WBC ‘regular’ light heavyweight champion David Morrell has confirmed on social media that he’s in discussions for a clash against WBC interim champ David Benavidez.

If the two unbeaten newbie 175-pounders, Morrell (11-0, 9 KOs) and Benavidez (29-0, 24 KOs), agree to a deal, the clash could happen in December. That would put the winner in the slot to fight for the undisputed championship in 2025 against the winner of the October 12th contest between Artur Beterbiev and Dmitry Bivol.

Morrell, 26, is the younger, more powerful, and technically gifted fighter than Benavidez, but he lacks the experience he possesses. If the Cuban Morrell adapts his game to improve his low punch output, Benavidez will likely lose this fight by knockout. The difference in power between Morrell and Benavidez is huge. I guess Benavidez didn’t eat his Wheaties when he ws growing up.

Morrell is a much better puncher than him and has a style more suited to the 175-lb division. The 27-year-old Benavidez is a fish out of water at light heavyweight and no longer the fearsome puncher he’d been at 168, where he had a size advantage over his smaller prey.

If Benavidez loses to Morrell, it would confirm in fans’ minds that he was always just a weight bully from day one. He would be seen as another example of a young fighter gaming the system by fighting in a weight class below their size.

Benavidez has been a pro game longer, and he’s beaten Oleksandr Gvozdyk, Demetrius Andrade, Caleb Plant, David Lemieux, and Anthony Dirrell.

Benavidez’s high-volume offense would potentially give Morrell problems because he throws a lot of punches in a machine gun style, overwhelming his opponents with shots. In Benavidez’s debut at 175 last June against Gvozdyk, he defeated him with his volume.

Gvozdyk was the bigger puncher and landed the cleaner shots in every round, but the high output from Benavidez was enough to get the win.

Morrell punches much harder than Benavidez, but he may have problems with his volume if he doesn’t improve that part of his game by the time they fight. That’s the thing that was missing from Morrell in his recent fight against

Radivoje Kalajdzic on August 3rd on the undercard of Terence Crawford vs. Israil Madrimov at the BMO Stadium in Los Angeles. Morrell had the former Artur Beterbiev knockout victim Kalajdzic hurt several times in their 12-round fight but couldn’t put him away because he was focusing on throwing single punches instead of unloading a barrage of shots in the way that Benavidez would have done.
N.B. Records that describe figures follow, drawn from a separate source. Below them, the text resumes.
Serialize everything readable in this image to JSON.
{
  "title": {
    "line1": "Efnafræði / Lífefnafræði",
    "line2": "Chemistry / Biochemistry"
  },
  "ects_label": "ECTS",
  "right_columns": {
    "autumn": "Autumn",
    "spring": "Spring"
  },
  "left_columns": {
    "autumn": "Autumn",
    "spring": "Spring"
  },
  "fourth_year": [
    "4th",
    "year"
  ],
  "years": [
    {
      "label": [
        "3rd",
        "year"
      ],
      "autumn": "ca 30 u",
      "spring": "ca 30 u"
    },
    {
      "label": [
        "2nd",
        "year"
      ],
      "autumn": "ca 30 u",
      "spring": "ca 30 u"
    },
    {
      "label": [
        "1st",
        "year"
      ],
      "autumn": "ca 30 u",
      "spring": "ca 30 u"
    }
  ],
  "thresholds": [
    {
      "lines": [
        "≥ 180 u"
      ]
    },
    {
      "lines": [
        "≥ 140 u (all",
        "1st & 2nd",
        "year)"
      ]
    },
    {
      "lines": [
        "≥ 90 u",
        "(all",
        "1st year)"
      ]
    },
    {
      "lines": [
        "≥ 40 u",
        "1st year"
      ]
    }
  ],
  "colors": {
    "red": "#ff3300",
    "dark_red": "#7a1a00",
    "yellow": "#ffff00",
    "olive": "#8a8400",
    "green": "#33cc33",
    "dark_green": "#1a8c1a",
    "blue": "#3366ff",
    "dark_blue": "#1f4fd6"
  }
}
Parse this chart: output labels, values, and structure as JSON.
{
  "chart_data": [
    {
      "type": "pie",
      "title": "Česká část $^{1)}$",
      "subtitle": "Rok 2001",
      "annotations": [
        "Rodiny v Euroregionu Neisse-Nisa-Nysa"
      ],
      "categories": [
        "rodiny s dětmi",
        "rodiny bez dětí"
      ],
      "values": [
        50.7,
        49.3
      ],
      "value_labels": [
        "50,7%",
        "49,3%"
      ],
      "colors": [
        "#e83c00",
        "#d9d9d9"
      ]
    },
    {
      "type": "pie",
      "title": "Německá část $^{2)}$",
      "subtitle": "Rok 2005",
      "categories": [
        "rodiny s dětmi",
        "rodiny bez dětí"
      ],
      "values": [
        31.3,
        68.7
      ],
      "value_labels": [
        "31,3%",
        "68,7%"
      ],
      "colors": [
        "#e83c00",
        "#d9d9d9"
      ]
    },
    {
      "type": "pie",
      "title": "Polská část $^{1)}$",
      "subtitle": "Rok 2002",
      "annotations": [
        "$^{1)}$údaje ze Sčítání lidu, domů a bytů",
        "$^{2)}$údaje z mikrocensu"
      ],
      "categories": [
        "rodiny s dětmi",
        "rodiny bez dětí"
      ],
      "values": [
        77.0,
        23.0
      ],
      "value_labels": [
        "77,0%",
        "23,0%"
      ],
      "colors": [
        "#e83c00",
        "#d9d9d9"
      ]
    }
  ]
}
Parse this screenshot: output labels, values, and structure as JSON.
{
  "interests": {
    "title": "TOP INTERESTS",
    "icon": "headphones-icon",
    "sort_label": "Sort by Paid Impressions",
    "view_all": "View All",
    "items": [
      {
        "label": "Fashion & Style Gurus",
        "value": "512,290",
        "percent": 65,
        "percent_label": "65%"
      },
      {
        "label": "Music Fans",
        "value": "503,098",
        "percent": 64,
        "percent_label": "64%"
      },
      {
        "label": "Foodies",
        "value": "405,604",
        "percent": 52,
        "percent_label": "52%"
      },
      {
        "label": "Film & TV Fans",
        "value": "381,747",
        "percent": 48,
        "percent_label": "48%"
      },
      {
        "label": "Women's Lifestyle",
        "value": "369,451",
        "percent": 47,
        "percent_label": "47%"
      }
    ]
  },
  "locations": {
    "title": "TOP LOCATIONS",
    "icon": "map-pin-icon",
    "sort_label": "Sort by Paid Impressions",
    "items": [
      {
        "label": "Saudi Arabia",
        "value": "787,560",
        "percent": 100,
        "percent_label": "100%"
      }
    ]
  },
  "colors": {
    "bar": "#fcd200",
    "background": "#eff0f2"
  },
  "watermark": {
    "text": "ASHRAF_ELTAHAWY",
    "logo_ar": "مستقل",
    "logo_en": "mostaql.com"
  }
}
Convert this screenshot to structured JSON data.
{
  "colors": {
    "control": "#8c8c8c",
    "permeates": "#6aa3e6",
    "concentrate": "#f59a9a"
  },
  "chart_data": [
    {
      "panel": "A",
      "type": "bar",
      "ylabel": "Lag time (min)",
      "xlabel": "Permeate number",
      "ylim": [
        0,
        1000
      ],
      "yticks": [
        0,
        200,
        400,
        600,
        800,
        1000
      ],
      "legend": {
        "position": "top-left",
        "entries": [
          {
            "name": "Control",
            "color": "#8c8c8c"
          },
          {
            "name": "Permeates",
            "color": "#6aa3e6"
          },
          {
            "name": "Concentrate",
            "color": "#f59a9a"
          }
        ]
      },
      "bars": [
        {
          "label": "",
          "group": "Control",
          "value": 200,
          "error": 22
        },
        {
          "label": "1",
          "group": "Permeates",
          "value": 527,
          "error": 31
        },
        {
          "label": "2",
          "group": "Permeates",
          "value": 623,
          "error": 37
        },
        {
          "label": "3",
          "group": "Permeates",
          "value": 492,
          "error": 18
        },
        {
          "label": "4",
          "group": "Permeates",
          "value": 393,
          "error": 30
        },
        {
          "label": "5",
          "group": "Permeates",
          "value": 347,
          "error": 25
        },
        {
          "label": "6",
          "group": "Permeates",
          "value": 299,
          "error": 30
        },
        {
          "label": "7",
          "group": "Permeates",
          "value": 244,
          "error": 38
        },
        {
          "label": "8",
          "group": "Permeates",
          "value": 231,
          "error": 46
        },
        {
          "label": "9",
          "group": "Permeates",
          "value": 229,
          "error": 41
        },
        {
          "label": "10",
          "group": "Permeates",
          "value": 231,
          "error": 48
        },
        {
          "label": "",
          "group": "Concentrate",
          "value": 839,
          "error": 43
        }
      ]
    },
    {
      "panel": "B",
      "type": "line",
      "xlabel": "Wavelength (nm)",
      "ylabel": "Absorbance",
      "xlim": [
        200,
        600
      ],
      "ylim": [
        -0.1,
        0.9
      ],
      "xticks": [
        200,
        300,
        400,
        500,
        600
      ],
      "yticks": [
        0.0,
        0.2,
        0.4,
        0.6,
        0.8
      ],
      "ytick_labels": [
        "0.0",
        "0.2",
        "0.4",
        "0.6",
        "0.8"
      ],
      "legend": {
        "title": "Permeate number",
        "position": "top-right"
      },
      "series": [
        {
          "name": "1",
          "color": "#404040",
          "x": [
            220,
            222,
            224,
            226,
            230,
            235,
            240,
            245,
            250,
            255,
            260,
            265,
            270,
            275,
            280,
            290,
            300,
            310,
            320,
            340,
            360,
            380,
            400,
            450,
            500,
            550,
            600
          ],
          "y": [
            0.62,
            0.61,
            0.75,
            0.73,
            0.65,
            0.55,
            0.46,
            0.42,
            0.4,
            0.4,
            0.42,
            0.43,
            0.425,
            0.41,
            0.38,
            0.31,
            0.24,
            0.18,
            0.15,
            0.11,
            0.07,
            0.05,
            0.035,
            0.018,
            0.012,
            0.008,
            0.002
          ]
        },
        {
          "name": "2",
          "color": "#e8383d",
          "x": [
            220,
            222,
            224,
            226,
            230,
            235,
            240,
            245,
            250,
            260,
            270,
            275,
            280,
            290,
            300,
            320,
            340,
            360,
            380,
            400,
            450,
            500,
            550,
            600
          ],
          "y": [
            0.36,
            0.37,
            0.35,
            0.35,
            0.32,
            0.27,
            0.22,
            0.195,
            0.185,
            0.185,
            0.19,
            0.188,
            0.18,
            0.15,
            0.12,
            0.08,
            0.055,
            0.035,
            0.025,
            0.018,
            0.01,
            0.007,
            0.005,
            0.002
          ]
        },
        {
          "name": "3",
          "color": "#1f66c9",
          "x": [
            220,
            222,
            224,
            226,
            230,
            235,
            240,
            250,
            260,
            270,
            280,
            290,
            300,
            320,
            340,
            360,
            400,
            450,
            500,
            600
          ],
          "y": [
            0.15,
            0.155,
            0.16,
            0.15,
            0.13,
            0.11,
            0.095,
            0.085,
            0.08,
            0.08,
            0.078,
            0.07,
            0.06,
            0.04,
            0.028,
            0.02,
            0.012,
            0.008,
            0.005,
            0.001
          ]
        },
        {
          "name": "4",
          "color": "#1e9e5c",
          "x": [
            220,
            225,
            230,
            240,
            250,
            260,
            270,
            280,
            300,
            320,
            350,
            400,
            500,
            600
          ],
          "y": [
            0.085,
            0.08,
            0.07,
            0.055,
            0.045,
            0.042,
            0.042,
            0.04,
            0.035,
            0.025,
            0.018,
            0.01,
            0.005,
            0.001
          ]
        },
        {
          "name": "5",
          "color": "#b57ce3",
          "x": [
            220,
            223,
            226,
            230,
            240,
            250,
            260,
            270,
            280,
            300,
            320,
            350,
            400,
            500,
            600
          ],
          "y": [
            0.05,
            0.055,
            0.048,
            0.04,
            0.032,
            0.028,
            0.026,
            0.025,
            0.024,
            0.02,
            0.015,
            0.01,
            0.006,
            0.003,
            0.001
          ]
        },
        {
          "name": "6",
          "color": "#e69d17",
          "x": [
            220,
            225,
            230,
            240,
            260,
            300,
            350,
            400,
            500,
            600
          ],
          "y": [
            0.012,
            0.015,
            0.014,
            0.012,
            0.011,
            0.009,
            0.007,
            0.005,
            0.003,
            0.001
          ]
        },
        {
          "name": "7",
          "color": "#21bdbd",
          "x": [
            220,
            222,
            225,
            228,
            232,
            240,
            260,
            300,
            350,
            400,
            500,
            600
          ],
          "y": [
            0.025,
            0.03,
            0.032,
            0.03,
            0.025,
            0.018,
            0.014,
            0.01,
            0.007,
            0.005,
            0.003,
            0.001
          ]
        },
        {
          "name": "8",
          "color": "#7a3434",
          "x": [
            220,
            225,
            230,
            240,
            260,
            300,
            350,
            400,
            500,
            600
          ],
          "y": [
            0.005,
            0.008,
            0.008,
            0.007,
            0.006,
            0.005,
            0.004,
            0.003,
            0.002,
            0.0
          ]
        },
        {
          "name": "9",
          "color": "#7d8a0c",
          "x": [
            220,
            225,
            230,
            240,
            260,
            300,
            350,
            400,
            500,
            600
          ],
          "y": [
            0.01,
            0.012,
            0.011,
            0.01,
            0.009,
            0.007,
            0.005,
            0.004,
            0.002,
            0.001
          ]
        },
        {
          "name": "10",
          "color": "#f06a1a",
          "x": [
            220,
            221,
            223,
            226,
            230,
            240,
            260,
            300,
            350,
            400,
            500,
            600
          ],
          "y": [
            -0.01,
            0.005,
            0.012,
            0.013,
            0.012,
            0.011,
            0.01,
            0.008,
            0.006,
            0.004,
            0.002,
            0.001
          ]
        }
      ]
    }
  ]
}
If Morrell had more experience and had adapted his game, he would have easily knocked Kalajdzic out because he was early and often in that fight.

The shots that Morrell had him with appeared harder than the blows that the knockout artist Beterbiev had hit him with five years earlier in their clash in 2019. The difference was that Beterbiev didn’t step back and let up once he had Kalajdzic in trouble the way Morrell did.